Getting Started With the Prior Learning Data
This combination worksheet and mentor session activity is to
help everyone get started with the Prior Learning Data.
What are the prior learning survey questions?
- The prior learning survey can be found here.
- You should open this file and peruse it. Think about what questions
are interesting to you.
- Write down the question numbers that you want to access. Write down
the way the answers are recorded. In all cases except major, the answer is
a small integer. For example question 110 is gender, the answers
will be either 1=male or 2=female, other answers are possible (usually 99=other and 101=left it blank). For each question of interest make a record of what
legitimate answers could be.
What to download
Down load each of the following into your code directory on your H drive or
on your lap top.
- Down load the prior leaning stub program to get started.
- Be sure you have downloaded the newest versions of Excell.hs and the CSV.hs libraries into the same directory.
(Download them and just overwrite the old versions).
- You will also need to download the PriorLearn.hs library
Getting started in Hugs
- Open the stub program in your editor.
- Load the stub program into Hugs.
- It should look like this
Proccessing Prior Learning Data in Hugs
- The prior learning data is stored in a named declaration in the PriorLearn.hs
library named priorLearnData.
- Look at the first two elements of the list by typing: take 2 priorLearnData.
- It should look like this.
- Run an experiment. Use then length function to find out how many people
took the survey.
- In general we will access data by using comprehensions. Get the gender of all
students by typing:
[ gender110 x | x <- priorLearnData ] .
- There are lots of answers. So many that the results run off the screen.
Here is part of what appears on my screen.
Finding question labels
Writing a program in the stub file
- I have started to write a program in a stub file. Down load it
and load it into Hugs.
- What questions does this program deal with?
- What are the possible legal answers for each of the selector functions?
- Load it into hugs, and explore.
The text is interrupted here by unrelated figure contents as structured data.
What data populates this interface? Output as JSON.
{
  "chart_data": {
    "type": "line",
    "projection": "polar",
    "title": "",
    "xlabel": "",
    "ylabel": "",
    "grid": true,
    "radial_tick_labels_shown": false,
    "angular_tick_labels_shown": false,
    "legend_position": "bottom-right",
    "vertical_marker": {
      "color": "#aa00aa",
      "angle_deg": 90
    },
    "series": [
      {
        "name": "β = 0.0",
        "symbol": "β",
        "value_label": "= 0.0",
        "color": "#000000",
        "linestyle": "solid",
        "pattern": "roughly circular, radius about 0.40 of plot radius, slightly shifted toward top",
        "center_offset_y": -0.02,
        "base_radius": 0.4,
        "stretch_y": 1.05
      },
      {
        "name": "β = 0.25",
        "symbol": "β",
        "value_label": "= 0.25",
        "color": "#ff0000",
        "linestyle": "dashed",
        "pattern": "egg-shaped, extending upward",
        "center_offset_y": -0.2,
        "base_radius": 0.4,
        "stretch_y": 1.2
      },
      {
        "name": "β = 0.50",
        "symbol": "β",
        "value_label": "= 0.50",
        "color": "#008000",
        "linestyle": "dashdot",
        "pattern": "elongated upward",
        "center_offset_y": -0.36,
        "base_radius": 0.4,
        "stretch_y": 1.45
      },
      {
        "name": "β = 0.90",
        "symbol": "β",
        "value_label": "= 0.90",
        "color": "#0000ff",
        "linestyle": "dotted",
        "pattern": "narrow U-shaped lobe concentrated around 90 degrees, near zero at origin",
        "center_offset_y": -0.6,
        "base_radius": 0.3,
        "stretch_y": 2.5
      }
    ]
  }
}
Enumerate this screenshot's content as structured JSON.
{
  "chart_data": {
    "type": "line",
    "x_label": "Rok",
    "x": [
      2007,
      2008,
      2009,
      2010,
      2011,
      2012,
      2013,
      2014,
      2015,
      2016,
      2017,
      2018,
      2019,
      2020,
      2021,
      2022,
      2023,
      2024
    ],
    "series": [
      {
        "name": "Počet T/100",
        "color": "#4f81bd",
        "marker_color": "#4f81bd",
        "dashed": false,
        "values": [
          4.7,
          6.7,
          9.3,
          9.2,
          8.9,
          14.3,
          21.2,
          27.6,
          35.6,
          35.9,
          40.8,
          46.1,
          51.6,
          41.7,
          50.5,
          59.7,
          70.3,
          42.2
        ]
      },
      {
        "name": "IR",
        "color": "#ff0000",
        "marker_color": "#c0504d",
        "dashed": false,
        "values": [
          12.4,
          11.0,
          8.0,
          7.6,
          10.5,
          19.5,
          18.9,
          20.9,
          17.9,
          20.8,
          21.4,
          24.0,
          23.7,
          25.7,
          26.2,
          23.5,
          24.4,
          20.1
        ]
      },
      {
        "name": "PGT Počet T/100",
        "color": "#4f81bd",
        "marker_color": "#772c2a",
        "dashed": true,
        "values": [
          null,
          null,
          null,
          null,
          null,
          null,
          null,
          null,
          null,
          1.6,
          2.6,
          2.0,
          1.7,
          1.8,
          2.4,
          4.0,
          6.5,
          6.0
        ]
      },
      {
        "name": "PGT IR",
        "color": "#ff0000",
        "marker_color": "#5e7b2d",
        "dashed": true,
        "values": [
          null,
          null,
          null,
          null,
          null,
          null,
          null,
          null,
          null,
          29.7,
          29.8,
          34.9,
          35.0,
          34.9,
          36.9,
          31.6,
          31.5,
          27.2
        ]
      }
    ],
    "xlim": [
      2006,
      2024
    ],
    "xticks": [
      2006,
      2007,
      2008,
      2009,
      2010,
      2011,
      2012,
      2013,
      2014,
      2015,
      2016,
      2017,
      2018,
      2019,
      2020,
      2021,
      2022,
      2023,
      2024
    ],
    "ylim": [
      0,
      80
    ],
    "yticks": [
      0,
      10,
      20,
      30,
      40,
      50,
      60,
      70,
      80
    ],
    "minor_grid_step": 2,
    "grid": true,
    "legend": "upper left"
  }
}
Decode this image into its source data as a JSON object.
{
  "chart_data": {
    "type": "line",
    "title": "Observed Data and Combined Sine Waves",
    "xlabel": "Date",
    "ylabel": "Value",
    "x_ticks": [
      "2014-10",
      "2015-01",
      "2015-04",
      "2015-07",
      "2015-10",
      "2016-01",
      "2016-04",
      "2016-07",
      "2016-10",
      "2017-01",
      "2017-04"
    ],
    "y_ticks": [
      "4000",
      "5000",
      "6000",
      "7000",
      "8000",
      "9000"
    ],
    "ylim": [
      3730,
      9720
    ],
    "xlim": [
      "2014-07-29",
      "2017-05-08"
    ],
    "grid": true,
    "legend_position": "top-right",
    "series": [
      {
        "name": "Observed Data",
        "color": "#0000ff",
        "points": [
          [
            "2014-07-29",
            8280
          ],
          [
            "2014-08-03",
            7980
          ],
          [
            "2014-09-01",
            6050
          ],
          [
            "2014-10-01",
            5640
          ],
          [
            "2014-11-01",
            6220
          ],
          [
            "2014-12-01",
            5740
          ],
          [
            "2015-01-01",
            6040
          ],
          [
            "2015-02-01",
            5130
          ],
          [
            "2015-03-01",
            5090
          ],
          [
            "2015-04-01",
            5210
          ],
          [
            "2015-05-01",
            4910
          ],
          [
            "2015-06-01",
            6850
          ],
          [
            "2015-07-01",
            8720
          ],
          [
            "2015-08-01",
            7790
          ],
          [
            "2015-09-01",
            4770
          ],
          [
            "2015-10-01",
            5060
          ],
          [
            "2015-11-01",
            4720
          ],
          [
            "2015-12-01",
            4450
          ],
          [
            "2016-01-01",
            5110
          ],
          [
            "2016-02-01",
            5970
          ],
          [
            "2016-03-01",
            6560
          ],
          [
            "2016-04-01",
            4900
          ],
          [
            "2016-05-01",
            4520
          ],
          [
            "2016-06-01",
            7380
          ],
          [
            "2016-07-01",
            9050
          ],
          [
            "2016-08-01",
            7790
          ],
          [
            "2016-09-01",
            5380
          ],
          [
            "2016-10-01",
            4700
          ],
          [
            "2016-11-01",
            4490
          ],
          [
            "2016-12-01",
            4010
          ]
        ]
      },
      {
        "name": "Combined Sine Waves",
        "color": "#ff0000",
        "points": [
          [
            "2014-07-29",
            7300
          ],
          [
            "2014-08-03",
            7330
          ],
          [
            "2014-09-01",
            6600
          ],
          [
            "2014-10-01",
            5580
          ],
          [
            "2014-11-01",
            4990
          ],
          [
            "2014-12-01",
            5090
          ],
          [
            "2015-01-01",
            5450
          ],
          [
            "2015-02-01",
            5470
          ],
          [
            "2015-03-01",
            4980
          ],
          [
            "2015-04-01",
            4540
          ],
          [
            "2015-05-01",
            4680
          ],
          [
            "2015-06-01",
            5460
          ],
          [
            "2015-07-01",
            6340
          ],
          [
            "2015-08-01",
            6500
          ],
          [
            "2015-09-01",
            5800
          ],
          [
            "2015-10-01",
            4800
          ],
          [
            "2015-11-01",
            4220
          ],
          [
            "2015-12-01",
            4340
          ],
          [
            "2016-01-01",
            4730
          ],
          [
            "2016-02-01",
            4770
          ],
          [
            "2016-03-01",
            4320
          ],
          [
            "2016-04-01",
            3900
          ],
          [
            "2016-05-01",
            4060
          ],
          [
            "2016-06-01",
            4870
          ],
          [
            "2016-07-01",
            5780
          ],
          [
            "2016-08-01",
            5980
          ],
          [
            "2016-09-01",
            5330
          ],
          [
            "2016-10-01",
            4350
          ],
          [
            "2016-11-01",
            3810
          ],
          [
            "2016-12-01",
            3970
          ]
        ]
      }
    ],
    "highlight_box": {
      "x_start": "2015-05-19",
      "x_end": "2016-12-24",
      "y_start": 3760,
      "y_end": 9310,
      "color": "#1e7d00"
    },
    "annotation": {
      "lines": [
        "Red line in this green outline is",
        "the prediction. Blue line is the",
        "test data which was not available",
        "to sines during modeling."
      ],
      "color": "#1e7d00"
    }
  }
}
What value does temp1 have?
- type temp2, what do you get? How can you interpret this data?
- temp3 illustrates a very important function mapGroup.
- mapGroup id when applied to a list of pairs, and groups all elements together
with the same first pair. Each group has the common first element, and a list of all the second elements.
Try it by inspecting temp3.
- Now try inspecting temp4, which is similar to temp3, except
it uses length on all the second elements. How can we interpret temp4?
- What is temp5?
- Can you use the function highschool to get an interesting answer?
- Can you write your own function to use with mapgroup?